And more mushrooms. Mystery mushrooms; impossible to identify by sight alone. These are all growing on rotting (or very rotted) stumps, among Douglas-firs.
They look like fried eggs to me. Sunny side up. These are inside a disintegrating stump. |
The stump itself is interesting. Here, just beside the mushroom's hole, are tracks of some largish bark borer, long gone. |
Deep inside another small stump. The mushrooms look like soggy Turkey tail mushrooms. Very soggy, though, very soft. Blurry, even to the naked eye. |
There are several species that cluster like this, in the same habitat: rotting wood, especially Douglas-fir. |
Which came first, the mushroom that rotted the wood, or the rotted wood that fed the mushrooms?

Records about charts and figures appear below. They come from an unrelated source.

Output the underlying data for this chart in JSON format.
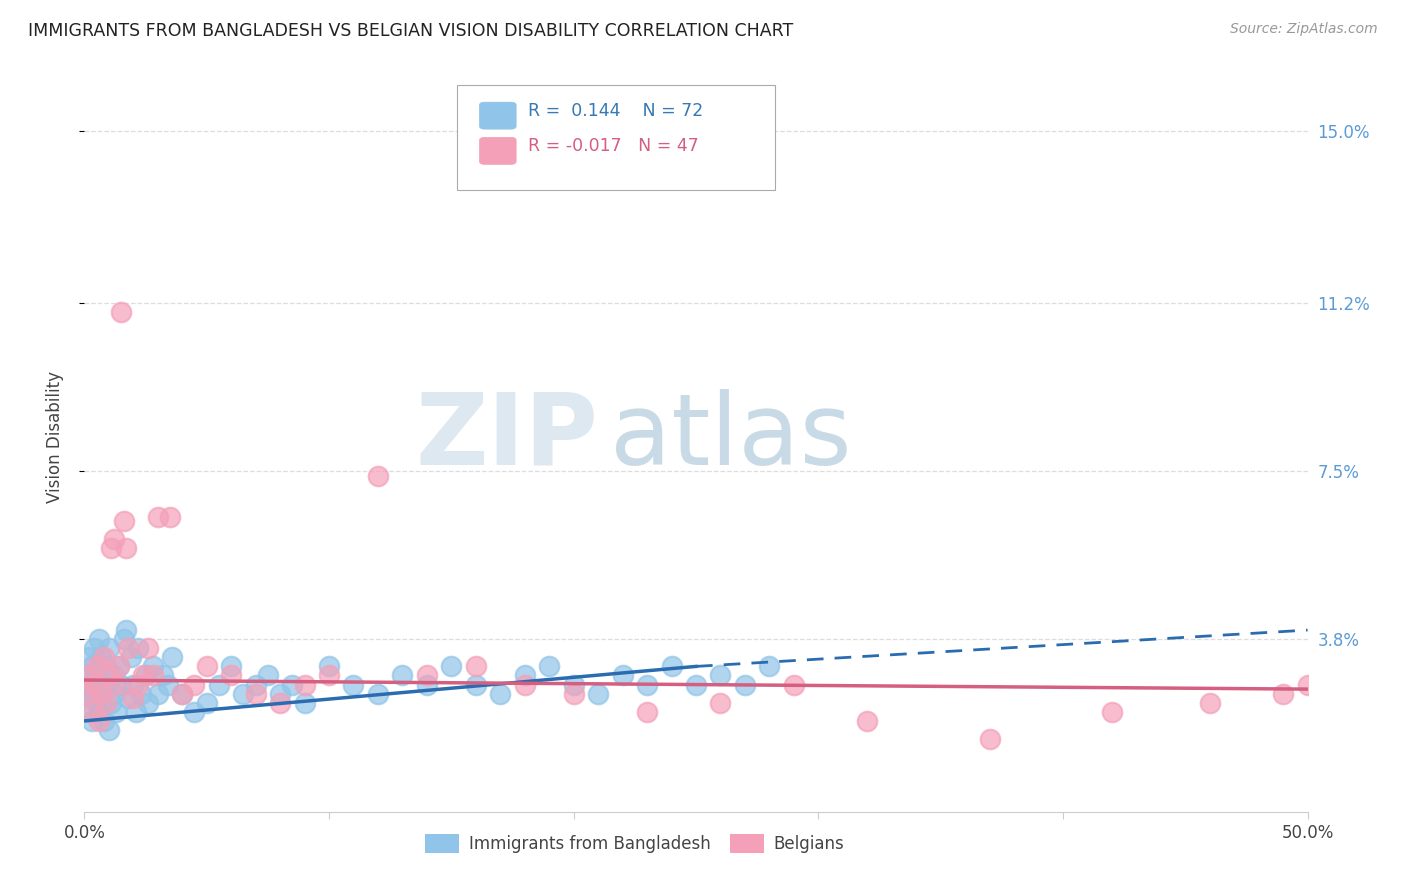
{
  "title": "IMMIGRANTS FROM BANGLADESH VS BELGIAN VISION DISABILITY CORRELATION CHART",
  "source": "Source: ZipAtlas.com",
  "ylabel": "Vision Disability",
  "xlim": [
    0.0,
    0.5
  ],
  "ylim": [
    0.0,
    0.165
  ],
  "xtick_vals": [
    0.0,
    0.1,
    0.2,
    0.3,
    0.4,
    0.5
  ],
  "xticklabels": [
    "0.0%",
    "",
    "",
    "",
    "",
    "50.0%"
  ],
  "yticks": [
    0.038,
    0.075,
    0.112,
    0.15
  ],
  "yticklabels": [
    "3.8%",
    "7.5%",
    "11.2%",
    "15.0%"
  ],
  "blue_color": "#90C4E8",
  "pink_color": "#F4A0B8",
  "blue_line_color": "#2B6CB0",
  "pink_line_color": "#D45F80",
  "blue_R": 0.144,
  "blue_N": 72,
  "pink_R": -0.017,
  "pink_N": 47,
  "legend1_label": "Immigrants from Bangladesh",
  "legend2_label": "Belgians",
  "watermark_zip": "ZIP",
  "watermark_atlas": "atlas",
  "blue_scatter_x": [
    0.001,
    0.001,
    0.002,
    0.002,
    0.002,
    0.003,
    0.003,
    0.003,
    0.004,
    0.004,
    0.005,
    0.005,
    0.006,
    0.006,
    0.007,
    0.007,
    0.008,
    0.008,
    0.009,
    0.01,
    0.01,
    0.011,
    0.012,
    0.012,
    0.013,
    0.014,
    0.015,
    0.016,
    0.017,
    0.018,
    0.019,
    0.02,
    0.021,
    0.022,
    0.023,
    0.025,
    0.026,
    0.028,
    0.03,
    0.032,
    0.034,
    0.036,
    0.04,
    0.045,
    0.05,
    0.055,
    0.06,
    0.065,
    0.07,
    0.075,
    0.08,
    0.085,
    0.09,
    0.1,
    0.11,
    0.12,
    0.13,
    0.14,
    0.15,
    0.16,
    0.17,
    0.18,
    0.19,
    0.2,
    0.21,
    0.22,
    0.23,
    0.24,
    0.25,
    0.26,
    0.27,
    0.28
  ],
  "blue_scatter_y": [
    0.026,
    0.03,
    0.022,
    0.028,
    0.034,
    0.02,
    0.025,
    0.032,
    0.028,
    0.036,
    0.024,
    0.03,
    0.038,
    0.022,
    0.026,
    0.034,
    0.02,
    0.028,
    0.032,
    0.018,
    0.036,
    0.024,
    0.03,
    0.026,
    0.022,
    0.032,
    0.028,
    0.038,
    0.04,
    0.025,
    0.034,
    0.028,
    0.022,
    0.036,
    0.026,
    0.03,
    0.024,
    0.032,
    0.026,
    0.03,
    0.028,
    0.034,
    0.026,
    0.022,
    0.024,
    0.028,
    0.032,
    0.026,
    0.028,
    0.03,
    0.026,
    0.028,
    0.024,
    0.032,
    0.028,
    0.026,
    0.03,
    0.028,
    0.032,
    0.028,
    0.026,
    0.03,
    0.032,
    0.028,
    0.026,
    0.03,
    0.028,
    0.032,
    0.028,
    0.03,
    0.028,
    0.032
  ],
  "pink_scatter_x": [
    0.001,
    0.002,
    0.003,
    0.004,
    0.005,
    0.006,
    0.007,
    0.008,
    0.009,
    0.01,
    0.011,
    0.012,
    0.013,
    0.014,
    0.015,
    0.016,
    0.017,
    0.018,
    0.02,
    0.022,
    0.024,
    0.026,
    0.028,
    0.03,
    0.035,
    0.04,
    0.045,
    0.05,
    0.06,
    0.07,
    0.08,
    0.09,
    0.1,
    0.12,
    0.14,
    0.16,
    0.18,
    0.2,
    0.23,
    0.26,
    0.29,
    0.32,
    0.37,
    0.42,
    0.46,
    0.49,
    0.5
  ],
  "pink_scatter_y": [
    0.026,
    0.03,
    0.022,
    0.028,
    0.032,
    0.02,
    0.026,
    0.034,
    0.024,
    0.03,
    0.058,
    0.06,
    0.028,
    0.032,
    0.11,
    0.064,
    0.058,
    0.036,
    0.025,
    0.028,
    0.03,
    0.036,
    0.03,
    0.065,
    0.065,
    0.026,
    0.028,
    0.032,
    0.03,
    0.026,
    0.024,
    0.028,
    0.03,
    0.074,
    0.03,
    0.032,
    0.028,
    0.026,
    0.022,
    0.024,
    0.028,
    0.02,
    0.016,
    0.022,
    0.024,
    0.026,
    0.028
  ],
  "blue_trend_x_start": 0.0,
  "blue_trend_x_solid_end": 0.25,
  "blue_trend_x_dashed_end": 0.5,
  "blue_trend_y_start": 0.02,
  "blue_trend_y_solid_end": 0.032,
  "blue_trend_y_dashed_end": 0.04,
  "pink_trend_x_start": 0.0,
  "pink_trend_x_end": 0.5,
  "pink_trend_y_start": 0.029,
  "pink_trend_y_end": 0.027
}
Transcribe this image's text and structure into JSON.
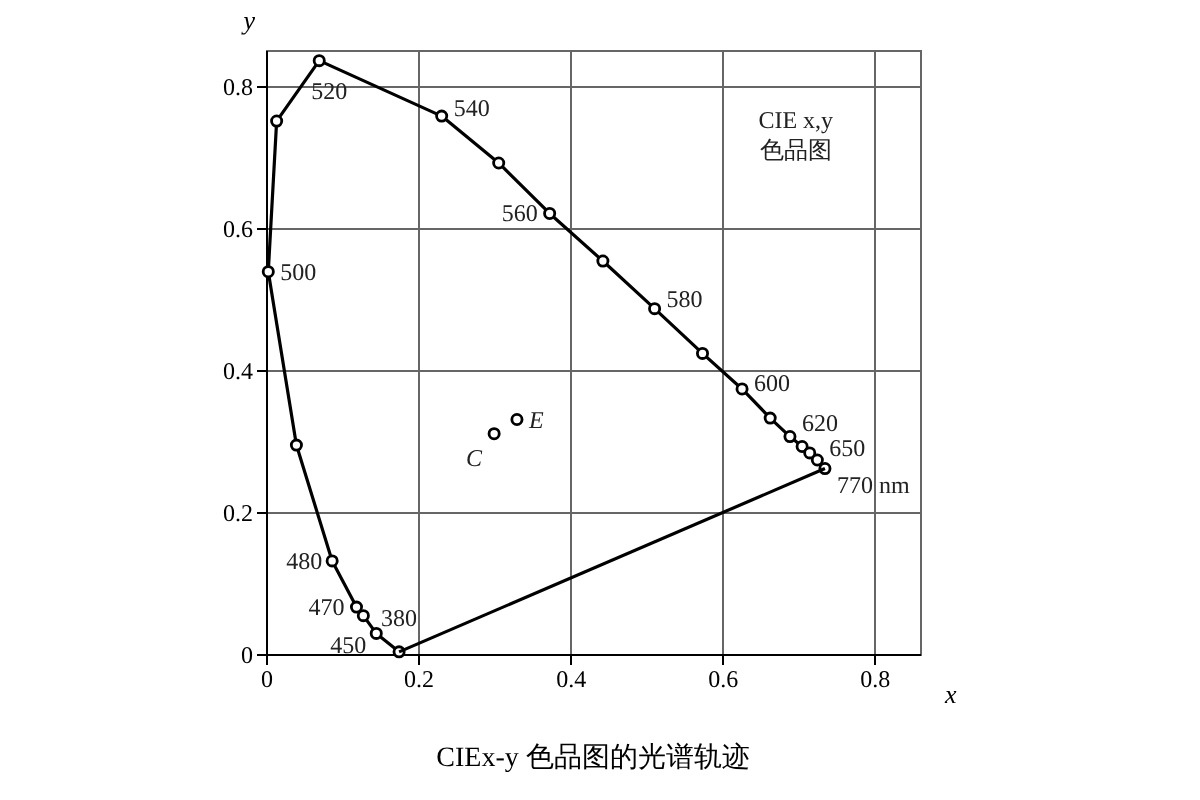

Los hongos de la tercera foto estaban dentro de otro tronco bien podrido. Se parecen a los hongos comunes "cola de guajolote", pero remojados, aún en un dia de sol, suaves, borrosos a la vista.
Hay varios hongos que crecen en grupos apretados como los de la cuarta foto, todos en el mismo habitat: madera de coníferos podrida, especialmente en madera de abeto de Douglas.
El misterio del huevo y la gallina: ¿cuál vino primero; el hongo que pudrió la madera, o la madera podrida que alimentó al hongo?